In the Yucatan peninsula there is a trinomial that is the delight of its visitors: a cenote, an archaeological site and the colonial heritage. Dzibilchaltun is an interesting example of this.
Approximate travel time: half a day
How to get there: Dzibilchaltun is located just 13 miles from Merida, on the highway to Puerto Progreso. You can go by car, or, at the local bus stop, you can take the bus going to Dzibilchaltun.
The challenge: do you dare to take a dip in the Xlacah cenote?
What you will need: it is essential to bring sunscreen and insect repellent. If you are planning to swim in the cenote, come wearing your swimsuit, as there are no dressing rooms nearby. On hot days, try to wear T-shirts with long sleeves and light colors.
What you cannot miss: Leisurely tour the archaeological site and the Museum of the Maya People. Ideally, you should visit this site during the summer or fall equinoxes, when you will be able to see a phenomenon of light on the Templo de las Siete Muñecas (Temple of the Seven Dolls).
Archaeologists offer a very local explanation: the Maya always sought to be close to the mouth of a cenote that would provide clean water, and therefore built their pyramids close to these natural pools. When the Spaniards arrived in the Yucatan Peninsula, they saw the advantage of having stones close by with which to build their homes, as well as a source for water; therefore, they built their cities close to the Maya constructions. Thus, a trinomial arose which is constantly seen in the geography of Yucatan. Dzibilchaltun was a major Maya city, which, during colonial times became a villa with an open chapel. The Xlacah cenote has been witness to both eras, and preserves within its depth of 140 feet several archaeological secrets.
The Museum of the Maya People is the first stop in this route. In it you will discover the lifestyle of the ancient Maya, which is still preserved in some communities. The Maya house, which has an oval structure and thatched roofs, was built with thermal materials. Simplicity is its main feature, as well as the hammock, the versatile piece of furniture used for relaxing, coexisting and sleeping. Outside, the crops and fruit trees remind us of the generosity of the land in Yucatan.
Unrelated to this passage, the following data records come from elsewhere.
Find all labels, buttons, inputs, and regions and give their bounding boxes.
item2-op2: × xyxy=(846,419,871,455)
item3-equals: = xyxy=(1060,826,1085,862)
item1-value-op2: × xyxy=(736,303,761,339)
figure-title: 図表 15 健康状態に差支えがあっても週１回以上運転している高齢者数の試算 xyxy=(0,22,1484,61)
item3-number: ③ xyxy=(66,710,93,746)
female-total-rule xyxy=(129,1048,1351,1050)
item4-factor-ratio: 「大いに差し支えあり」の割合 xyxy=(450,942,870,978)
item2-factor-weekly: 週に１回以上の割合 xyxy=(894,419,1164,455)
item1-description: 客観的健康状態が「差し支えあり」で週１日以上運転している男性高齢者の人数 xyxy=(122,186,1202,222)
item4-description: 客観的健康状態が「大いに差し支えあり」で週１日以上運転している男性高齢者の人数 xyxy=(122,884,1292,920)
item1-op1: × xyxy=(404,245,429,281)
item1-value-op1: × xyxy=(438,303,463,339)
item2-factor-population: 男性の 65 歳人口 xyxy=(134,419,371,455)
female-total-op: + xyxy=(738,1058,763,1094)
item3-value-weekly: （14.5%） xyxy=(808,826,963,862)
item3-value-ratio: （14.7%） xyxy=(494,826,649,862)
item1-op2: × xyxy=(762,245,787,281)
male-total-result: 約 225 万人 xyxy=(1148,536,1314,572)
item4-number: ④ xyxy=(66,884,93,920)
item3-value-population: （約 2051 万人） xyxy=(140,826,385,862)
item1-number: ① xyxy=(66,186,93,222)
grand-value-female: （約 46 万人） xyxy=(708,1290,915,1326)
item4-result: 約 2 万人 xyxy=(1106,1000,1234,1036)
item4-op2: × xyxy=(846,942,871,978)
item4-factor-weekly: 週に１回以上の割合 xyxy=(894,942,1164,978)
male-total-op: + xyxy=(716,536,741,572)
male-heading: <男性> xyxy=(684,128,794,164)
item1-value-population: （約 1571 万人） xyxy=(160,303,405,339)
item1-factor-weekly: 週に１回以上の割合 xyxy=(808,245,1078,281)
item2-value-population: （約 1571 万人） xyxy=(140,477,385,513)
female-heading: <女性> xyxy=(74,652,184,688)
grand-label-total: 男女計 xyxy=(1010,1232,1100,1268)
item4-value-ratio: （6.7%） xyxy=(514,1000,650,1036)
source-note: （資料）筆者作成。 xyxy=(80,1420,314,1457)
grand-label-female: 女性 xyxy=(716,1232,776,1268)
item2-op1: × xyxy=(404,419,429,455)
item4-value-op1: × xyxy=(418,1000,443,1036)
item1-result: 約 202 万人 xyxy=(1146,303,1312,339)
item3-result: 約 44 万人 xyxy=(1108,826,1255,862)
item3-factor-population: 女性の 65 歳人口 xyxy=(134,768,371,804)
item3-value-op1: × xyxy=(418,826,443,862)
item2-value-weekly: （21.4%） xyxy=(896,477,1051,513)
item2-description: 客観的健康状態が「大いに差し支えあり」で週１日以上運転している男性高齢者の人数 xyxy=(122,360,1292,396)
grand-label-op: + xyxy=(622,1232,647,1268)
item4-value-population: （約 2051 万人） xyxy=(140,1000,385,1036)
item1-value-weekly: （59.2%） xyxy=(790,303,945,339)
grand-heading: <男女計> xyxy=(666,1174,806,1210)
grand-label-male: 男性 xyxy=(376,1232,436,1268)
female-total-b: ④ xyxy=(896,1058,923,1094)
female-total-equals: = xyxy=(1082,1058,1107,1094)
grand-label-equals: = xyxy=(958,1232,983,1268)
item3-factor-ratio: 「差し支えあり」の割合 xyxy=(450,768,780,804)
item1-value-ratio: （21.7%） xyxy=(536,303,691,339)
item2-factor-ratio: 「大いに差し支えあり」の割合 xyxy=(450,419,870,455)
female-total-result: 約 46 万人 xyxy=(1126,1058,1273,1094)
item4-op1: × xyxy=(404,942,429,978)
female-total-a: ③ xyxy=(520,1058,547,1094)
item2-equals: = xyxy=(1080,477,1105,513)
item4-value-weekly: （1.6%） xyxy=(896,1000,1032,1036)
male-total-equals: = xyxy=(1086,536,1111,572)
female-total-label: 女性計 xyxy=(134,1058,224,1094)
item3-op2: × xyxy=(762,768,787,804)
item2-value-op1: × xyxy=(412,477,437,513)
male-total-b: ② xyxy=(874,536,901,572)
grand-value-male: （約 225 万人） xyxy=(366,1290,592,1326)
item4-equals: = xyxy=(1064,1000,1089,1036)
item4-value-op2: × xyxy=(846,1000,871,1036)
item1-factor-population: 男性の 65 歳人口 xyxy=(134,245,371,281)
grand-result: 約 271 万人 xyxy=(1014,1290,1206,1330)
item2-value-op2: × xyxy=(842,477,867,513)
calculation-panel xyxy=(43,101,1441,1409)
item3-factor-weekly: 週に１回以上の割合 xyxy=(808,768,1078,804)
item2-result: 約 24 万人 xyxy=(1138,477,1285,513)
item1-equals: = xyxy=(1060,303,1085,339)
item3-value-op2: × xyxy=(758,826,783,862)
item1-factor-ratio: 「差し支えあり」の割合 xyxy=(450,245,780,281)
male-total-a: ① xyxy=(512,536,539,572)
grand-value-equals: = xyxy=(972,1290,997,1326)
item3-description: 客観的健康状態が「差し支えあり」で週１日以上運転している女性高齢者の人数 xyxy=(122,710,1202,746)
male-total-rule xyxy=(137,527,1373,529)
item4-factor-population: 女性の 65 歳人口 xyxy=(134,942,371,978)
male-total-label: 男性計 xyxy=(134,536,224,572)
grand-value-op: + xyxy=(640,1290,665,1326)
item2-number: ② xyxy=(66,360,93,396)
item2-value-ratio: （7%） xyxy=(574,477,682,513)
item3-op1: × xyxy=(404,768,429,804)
The archaeological site lies a few feet from the Museum, and at the end of a long and wide sacbe, a white stone path, you will find the Temple of the Seven Dolls or the Temple of the Sun. It is quite possible that this building was used as an astronomical observatory. Archaeologists have found numerous stucco decorations, as well as seven small sculptures which gave the temple its name. It is not very high; you can climb to the top and enjoy a beautiful view of the place.
This temple, which was found covered by the remains of a larger temple, has a great peculiarity. The windows and doors are perfectly aligned with the spring equinox, so that the sun appears at the door and seems to illuminate the whole enclosure dedicated to it with its rays. Dzibilchaltun is one of the many examples of the astronomical wisdom achieved by the Maya, which continues to astound the whole world.
The sacbe connects this temple with a set of more uniform constructions, such as platforms and slopes. In the center of what was perhaps the central square of the Maya city, the Franciscan friars built and open air chapel in the sixteenth century. They obviously used the stones coming from the pyramids to build the Catholic Church.
Children and those who are not so young will be waiting for this moment: very close to the chapel, and under the shade of leafy trees, is the Xlacah cenote. It appears to be a pool about 328 feet long, beautifully covered with lilies. However, you should swim very carefully: in one of its edges it is only 3 feet deep, but toward its center it reaches a depth of 141 feet. Divers have found a horizontal gallery, a large space, which has not been explored up to where it ends. Wear your life jacket or enjoy staying in the shallow area.